EDITORIAL - Arnie, come home

The Philippine Star

Whether he likes it or not, Negros Oriental 3rd District Rep. Arnolfo “Arnie” Teves Jr. is now seen by many as a wanted man. So far, no arrest warrant has been issued for him in connection with any crime, but the congressman now faces charges in court for three counts of murder committed in 2019.

Teves also faces criminal indictment on gun charges together with two of his sons, Kurt Matthew and Axel, for the guns, grenades and ammunition confiscated during searches on their properties in Bayawan City where Teves’ brother Pryde Henry served as mayor until last year when he ran for governor against Roel Degamo.

The government is now considering seeking a lookout bulletin for the congressman. His colleagues in the House of Representatives, dismayed that he ignored a 24-hour ultimatum given for him to return to work because his travel authorization was good only until March 9, overwhelmingly voted last night to suspend him for 60 days “for disorderly conduct.”

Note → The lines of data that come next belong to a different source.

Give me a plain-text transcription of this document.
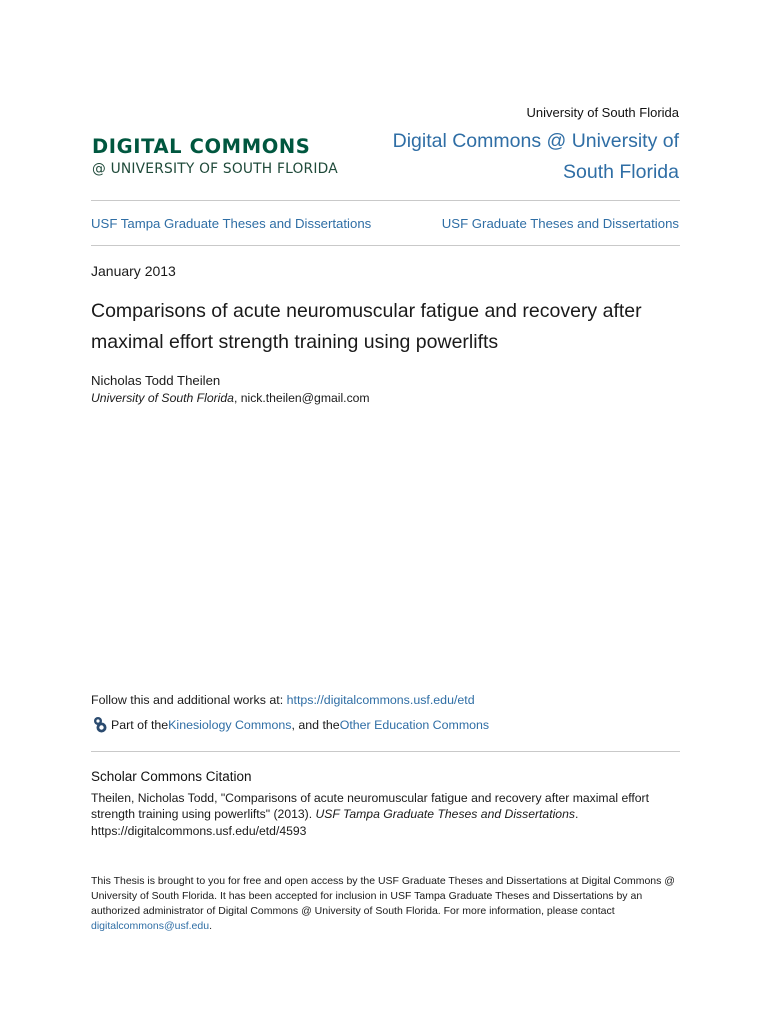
University of South Florida
Digital Commons @ University of
South Florida
DIGITAL COMMONS
@ UNIVERSITY OF SOUTH FLORIDA
USF Tampa Graduate Theses and Dissertations	USF Graduate Theses and Dissertations
January 2013
Comparisons of acute neuromuscular fatigue and recovery after maximal effort strength training using powerlifts
Nicholas Todd Theilen
University of South Florida, nick.theilen@gmail.com
Follow this and additional works at: https://digitalcommons.usf.edu/etd
Part of the Kinesiology Commons , and the Other Education Commons
Scholar Commons Citation
Theilen, Nicholas Todd, "Comparisons of acute neuromuscular fatigue and recovery after maximal effort strength training using powerlifts" (2013). USF Tampa Graduate Theses and Dissertations.
https://digitalcommons.usf.edu/etd/4593
This Thesis is brought to you for free and open access by the USF Graduate Theses and Dissertations at Digital Commons @ University of South Florida. It has been accepted for inclusion in USF Tampa Graduate Theses and Dissertations by an authorized administrator of Digital Commons @ University of South Florida. For more information, please contact digitalcommons@usf.edu.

Claiming threats to his life, Teves has refused to even make public his whereabouts. He obtained a travel authority from the House to get stem cell treatment in the United States. While he was abroad, his family’s political rival, Degamo, was shot dead in Pamplona town together with eight others.

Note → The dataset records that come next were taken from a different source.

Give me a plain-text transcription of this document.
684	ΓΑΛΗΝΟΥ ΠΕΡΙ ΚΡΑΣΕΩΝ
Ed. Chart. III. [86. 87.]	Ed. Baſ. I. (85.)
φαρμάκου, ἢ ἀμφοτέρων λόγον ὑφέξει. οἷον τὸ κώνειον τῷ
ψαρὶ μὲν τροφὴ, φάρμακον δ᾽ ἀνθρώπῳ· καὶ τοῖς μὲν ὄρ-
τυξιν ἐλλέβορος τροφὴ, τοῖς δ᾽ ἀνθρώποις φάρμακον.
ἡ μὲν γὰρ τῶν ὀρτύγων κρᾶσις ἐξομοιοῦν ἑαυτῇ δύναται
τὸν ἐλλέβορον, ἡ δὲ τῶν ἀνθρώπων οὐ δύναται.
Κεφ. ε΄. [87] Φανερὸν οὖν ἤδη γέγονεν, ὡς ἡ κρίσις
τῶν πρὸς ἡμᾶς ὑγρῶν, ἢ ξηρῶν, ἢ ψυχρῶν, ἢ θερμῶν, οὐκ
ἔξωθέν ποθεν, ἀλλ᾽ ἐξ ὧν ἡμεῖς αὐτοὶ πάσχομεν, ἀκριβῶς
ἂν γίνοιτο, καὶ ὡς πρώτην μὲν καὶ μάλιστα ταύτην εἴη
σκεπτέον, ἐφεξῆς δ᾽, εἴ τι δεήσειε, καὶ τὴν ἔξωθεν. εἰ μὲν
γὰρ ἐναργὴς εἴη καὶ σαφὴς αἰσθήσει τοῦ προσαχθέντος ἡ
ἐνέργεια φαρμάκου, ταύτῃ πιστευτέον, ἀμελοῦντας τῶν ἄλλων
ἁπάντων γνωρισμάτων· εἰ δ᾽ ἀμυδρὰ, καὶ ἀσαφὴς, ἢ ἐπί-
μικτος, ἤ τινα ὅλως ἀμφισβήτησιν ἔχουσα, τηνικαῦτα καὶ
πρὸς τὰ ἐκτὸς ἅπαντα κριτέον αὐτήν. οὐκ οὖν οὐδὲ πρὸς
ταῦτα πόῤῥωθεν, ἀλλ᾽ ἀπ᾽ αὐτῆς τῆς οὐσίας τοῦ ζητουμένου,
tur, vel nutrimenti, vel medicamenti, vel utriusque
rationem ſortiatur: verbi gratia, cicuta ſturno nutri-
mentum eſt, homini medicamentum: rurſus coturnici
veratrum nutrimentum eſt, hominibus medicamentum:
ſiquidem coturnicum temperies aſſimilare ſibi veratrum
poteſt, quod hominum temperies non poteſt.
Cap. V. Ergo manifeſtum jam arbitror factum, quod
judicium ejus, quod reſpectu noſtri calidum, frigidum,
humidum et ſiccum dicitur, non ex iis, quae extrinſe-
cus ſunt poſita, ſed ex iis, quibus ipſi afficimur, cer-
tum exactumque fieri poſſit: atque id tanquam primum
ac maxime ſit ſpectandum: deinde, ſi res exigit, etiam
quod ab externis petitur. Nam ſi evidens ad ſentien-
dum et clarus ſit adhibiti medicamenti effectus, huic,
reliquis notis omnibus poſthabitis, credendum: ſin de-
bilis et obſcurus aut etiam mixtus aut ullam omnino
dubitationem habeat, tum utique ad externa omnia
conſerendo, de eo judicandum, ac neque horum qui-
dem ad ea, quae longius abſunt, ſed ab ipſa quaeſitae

President Marcos, commenting on the issue for the first time yesterday, said he was not aware of any threat to Teves’ safety, but reassured the congressman that he would get protection if he returns home. The President noted that Teves, who is wealthy enough to own a private jet, could land anywhere he chooses in the country including at Basa Air Force base in Floridablanca, Pampanga. The longer Teves stays away, the more difficult his situation would be, the President pointed out.

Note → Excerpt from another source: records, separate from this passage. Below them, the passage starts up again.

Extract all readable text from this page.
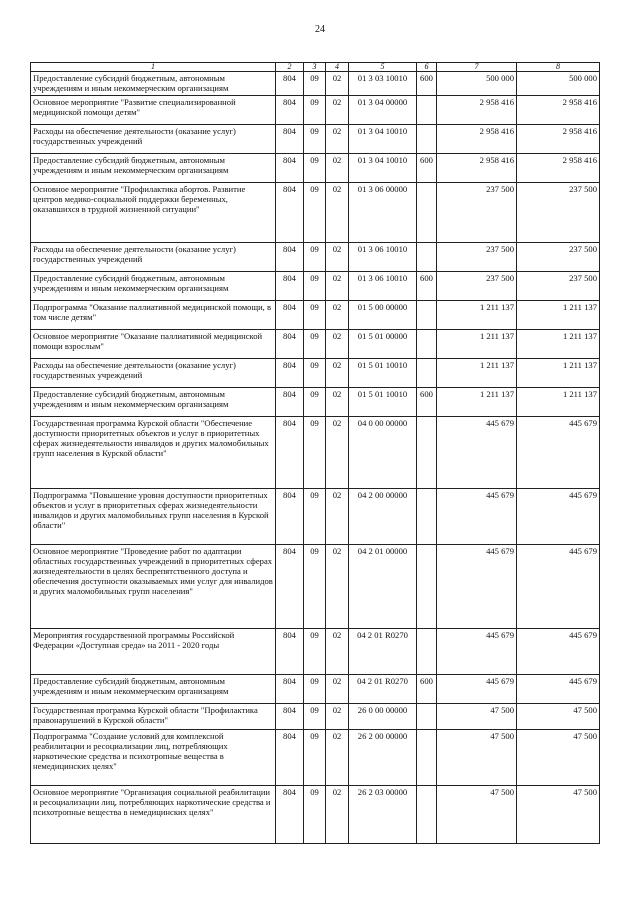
24
1	2	3	4	5	6	7	8
Предоставление субсидий бюджетным, автономным учреждениям и иным некоммерческим организациям	804	09	02	01 3 03 10010	600	500 000	500 000
Основное мероприятие "Развитие специализированной медицинской помощи детям"	804	09	02	01 3 04 00000		2 958 416	2 958 416
Расходы на обеспечение деятельности (оказание услуг) государственных учреждений	804	09	02	01 3 04 10010		2 958 416	2 958 416
Предоставление субсидий бюджетным, автономным учреждениям и иным некоммерческим организациям	804	09	02	01 3 04 10010	600	2 958 416	2 958 416
Основное мероприятие "Профилактика абортов. Развитие центров медико-социальной поддержки беременных, оказавшихся в трудной жизненной ситуации"	804	09	02	01 3 06 00000		237 500	237 500
Расходы на обеспечение деятельности (оказание услуг) государственных учреждений	804	09	02	01 3 06 10010		237 500	237 500
Предоставление субсидий бюджетным, автономным учреждениям и иным некоммерческим организациям	804	09	02	01 3 06 10010	600	237 500	237 500
Подпрограмма "Оказание паллиативной медицинской помощи, в том числе детям"	804	09	02	01 5 00 00000		1 211 137	1 211 137
Основное мероприятие "Оказание паллиативной медицинской помощи взрослым"	804	09	02	01 5 01 00000		1 211 137	1 211 137
Расходы на обеспечение деятельности (оказание услуг) государственных учреждений	804	09	02	01 5 01 10010		1 211 137	1 211 137
Предоставление субсидий бюджетным, автономным учреждениям и иным некоммерческим организациям	804	09	02	01 5 01 10010	600	1 211 137	1 211 137
Государственная программа Курской области "Обеспечение доступности приоритетных объектов и услуг в приоритетных сферах жизнедеятельности инвалидов и других маломобильных групп населения в Курской области"	804	09	02	04 0 00 00000		445 679	445 679
Подпрограмма "Повышение уровня доступности приоритетных объектов и услуг в приоритетных сферах жизнедеятельности инвалидов и других маломобильных групп населения в Курской области"	804	09	02	04 2 00 00000		445 679	445 679
Основное мероприятие "Проведение работ по адаптации областных государственных учреждений в приоритетных сферах жизнедеятельности в целях беспрепятственного доступа и обеспечения доступности оказываемых ими услуг для инвалидов и других маломобильных групп населения"	804	09	02	04 2 01 00000		445 679	445 679
Мероприятия государственной программы Российской Федерации «Доступная среда» на 2011 - 2020 годы	804	09	02	04 2 01 R0270		445 679	445 679
Предоставление субсидий бюджетным, автономным учреждениям и иным некоммерческим организациям	804	09	02	04 2 01 R0270	600	445 679	445 679
Государственная программа Курской области "Профилактика правонарушений в Курской области"	804	09	02	26 0 00 00000		47 500	47 500
Подпрограмма "Создание условий для комплексной реабилитации и ресоциализации лиц, потребляющих наркотические средства и психотропные вещества в немедицинских целях"	804	09	02	26 2 00 00000		47 500	47 500
Основное мероприятие "Организация социальной реабилитации и ресоциализации лиц, потребляющих наркотические средства и психотропные вещества в немедицинских целях"	804	09	02	26 2 03 00000		47 500	47 500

If Teves continues to stay away, the President warned that “we will have to move without any discussions with him.” He also disputed Teves’ claim that the congressman’s rivals in online cockfights or e-sabong were part of a conspiracy to get him in trouble. Teves’ current woes, the President said, had nothing to do with e-sabong, but were about Degamo’s brazen assassination.

Suspects in the murder have pointed to a “Congressman Teves” as the mastermind. Teves has denied involvement in the massacre of Degamo and eight others right in the governor’s home in Pamplona town on March 4. The best way for Teves to prove his innocence is to come home, explain his side and face any charges squarely. In this country, if you’re worried about armed violence, you shouldn’t enter politics, or for that matter, e-sabong.